Alekséi Aleksándrovich y Lidia Ivánovna intercambiaron una mirada significativa, y acto seguido dio comienzo la lectura.
XXII
Stepán Arkádevich se sentía completamente desorientado oyendo todas esas razones, que tan nuevas y extrañas le parecían. La complejidad de la vida de San Petersburgo solía ejercer un efecto excitante sobre él, sacándolo de la modorra moscovita. Pero tales complejidades le gustaban y le resultaban comprensibles en ambientes cercanos y conocidos. En cambio, en ese círculo ajeno estaba confundido, desconcertado y perdido. Al escuchar a la condesa Lidia Ivánovna y sentir clavados en él los hermosos ojos de Landau, ingenuos o maliciosos —no acababa de saberlo—, empezó a notar una peculiar pesadez en la cabeza.

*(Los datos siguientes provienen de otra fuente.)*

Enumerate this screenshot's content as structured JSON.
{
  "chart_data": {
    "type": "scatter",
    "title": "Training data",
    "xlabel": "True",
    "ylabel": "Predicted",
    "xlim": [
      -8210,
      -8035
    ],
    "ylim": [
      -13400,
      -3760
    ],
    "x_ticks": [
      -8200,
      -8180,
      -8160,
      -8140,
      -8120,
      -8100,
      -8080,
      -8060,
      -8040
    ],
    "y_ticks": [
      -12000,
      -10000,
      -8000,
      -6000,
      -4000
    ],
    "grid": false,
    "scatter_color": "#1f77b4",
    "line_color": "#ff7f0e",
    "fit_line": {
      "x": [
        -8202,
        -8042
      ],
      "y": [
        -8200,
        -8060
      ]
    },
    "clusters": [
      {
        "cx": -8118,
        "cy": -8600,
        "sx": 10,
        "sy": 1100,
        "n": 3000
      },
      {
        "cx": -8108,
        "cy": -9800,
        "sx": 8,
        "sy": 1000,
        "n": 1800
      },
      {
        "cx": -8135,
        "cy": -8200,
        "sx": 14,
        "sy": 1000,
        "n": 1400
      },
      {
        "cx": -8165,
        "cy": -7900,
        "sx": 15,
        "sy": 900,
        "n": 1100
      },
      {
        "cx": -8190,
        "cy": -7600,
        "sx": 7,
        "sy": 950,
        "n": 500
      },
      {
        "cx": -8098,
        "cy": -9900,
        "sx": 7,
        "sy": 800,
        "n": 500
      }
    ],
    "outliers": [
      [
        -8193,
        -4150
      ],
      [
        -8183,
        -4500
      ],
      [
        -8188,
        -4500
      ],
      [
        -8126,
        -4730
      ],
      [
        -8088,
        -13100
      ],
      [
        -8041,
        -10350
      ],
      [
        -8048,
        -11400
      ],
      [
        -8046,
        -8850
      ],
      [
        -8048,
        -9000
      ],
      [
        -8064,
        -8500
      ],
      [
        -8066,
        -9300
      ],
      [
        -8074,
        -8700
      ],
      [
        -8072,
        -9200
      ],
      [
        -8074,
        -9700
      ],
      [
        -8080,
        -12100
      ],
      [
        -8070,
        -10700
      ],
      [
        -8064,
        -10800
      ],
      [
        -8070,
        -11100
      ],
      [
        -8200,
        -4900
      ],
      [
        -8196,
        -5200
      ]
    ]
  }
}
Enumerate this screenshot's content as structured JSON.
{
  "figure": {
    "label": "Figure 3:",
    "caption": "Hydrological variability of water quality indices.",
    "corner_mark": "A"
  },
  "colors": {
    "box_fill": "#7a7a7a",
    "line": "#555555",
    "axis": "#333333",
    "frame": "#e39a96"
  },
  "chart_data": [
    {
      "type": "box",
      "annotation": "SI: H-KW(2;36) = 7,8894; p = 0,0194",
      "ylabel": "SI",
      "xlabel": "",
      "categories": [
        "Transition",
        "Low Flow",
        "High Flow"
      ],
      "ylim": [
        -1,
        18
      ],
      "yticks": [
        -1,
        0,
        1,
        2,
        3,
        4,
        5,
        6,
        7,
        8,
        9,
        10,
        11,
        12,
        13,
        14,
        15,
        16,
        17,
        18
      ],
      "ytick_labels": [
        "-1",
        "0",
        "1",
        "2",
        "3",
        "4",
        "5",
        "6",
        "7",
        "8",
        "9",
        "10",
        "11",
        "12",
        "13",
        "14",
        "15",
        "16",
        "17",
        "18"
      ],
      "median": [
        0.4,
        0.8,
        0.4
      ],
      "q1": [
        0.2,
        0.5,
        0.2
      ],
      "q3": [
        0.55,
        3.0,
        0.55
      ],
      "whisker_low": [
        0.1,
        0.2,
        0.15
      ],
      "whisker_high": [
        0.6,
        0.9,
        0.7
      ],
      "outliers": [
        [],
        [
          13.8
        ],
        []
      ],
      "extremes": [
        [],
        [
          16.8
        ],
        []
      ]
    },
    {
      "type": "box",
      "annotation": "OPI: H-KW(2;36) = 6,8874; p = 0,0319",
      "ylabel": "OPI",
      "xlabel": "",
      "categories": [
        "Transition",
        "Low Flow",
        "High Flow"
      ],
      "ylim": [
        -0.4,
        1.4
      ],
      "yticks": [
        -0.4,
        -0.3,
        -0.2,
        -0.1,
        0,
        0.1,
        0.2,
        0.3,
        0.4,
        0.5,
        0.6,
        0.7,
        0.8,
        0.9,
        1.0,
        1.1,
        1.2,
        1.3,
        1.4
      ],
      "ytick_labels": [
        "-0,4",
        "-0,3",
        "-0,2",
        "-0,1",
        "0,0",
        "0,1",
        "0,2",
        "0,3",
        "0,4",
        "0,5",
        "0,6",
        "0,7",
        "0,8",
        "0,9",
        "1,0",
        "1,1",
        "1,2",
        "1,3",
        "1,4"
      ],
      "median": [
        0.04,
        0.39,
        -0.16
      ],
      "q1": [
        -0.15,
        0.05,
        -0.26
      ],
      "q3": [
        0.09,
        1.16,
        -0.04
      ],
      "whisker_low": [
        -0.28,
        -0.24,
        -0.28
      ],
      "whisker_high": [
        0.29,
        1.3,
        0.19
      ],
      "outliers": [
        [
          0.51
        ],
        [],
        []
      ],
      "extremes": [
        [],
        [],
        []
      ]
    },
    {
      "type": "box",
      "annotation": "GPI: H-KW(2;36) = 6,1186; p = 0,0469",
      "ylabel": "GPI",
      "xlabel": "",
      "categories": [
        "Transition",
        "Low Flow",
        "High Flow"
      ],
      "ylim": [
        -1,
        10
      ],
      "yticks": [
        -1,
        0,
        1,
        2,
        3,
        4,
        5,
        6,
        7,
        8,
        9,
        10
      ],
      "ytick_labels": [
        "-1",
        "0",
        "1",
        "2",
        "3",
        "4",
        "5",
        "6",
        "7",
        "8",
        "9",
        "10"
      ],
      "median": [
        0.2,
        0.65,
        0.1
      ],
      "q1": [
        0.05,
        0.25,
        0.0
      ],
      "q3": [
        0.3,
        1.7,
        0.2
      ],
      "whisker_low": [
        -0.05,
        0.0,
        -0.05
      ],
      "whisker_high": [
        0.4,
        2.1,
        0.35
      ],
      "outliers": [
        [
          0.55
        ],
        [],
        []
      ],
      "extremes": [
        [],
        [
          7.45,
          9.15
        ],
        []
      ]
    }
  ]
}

Los pensamientos más diversos se entreveraban en su imaginación. «Marie Sánina se alegra de que se haya muerto su hijo... Qué bien estaría fumarse ahora un cigarro... Para salvarse basta con creer, y los monjes no saben nada de eso, sólo la condesa Lidia Ivánovna... ¿Y a qué se deberá esta pesadez que siento en la cabeza? ¿Al coñac o a lo extraño que es todo esto para mí? En cualquier caso, creo que hasta el momento no he hecho nada inconveniente. De todos modos, no puedo pedirle nada. He oído decir que te obligan a rezar. Con tal de que no me pidan nada semejante. Sería demasiado estúpido. ¿Y qué bobada es eso que está leyendo? Aunque lo cierto es que pronuncia bien. Landau es Bezzúbov. ¿Por qué?» De pronto sintió que la mandíbula inferior empezaba a torcerse en un bostezo irrefrenable. Se atusó las patillas, se tapó la boca y se removió en su asiento. Pero acto seguido se dio cuenta de que estaba ya durmiendo y a punto de roncar. Se despertó en el preciso instante en que la voz de la condesa decía: «Se ha dormido».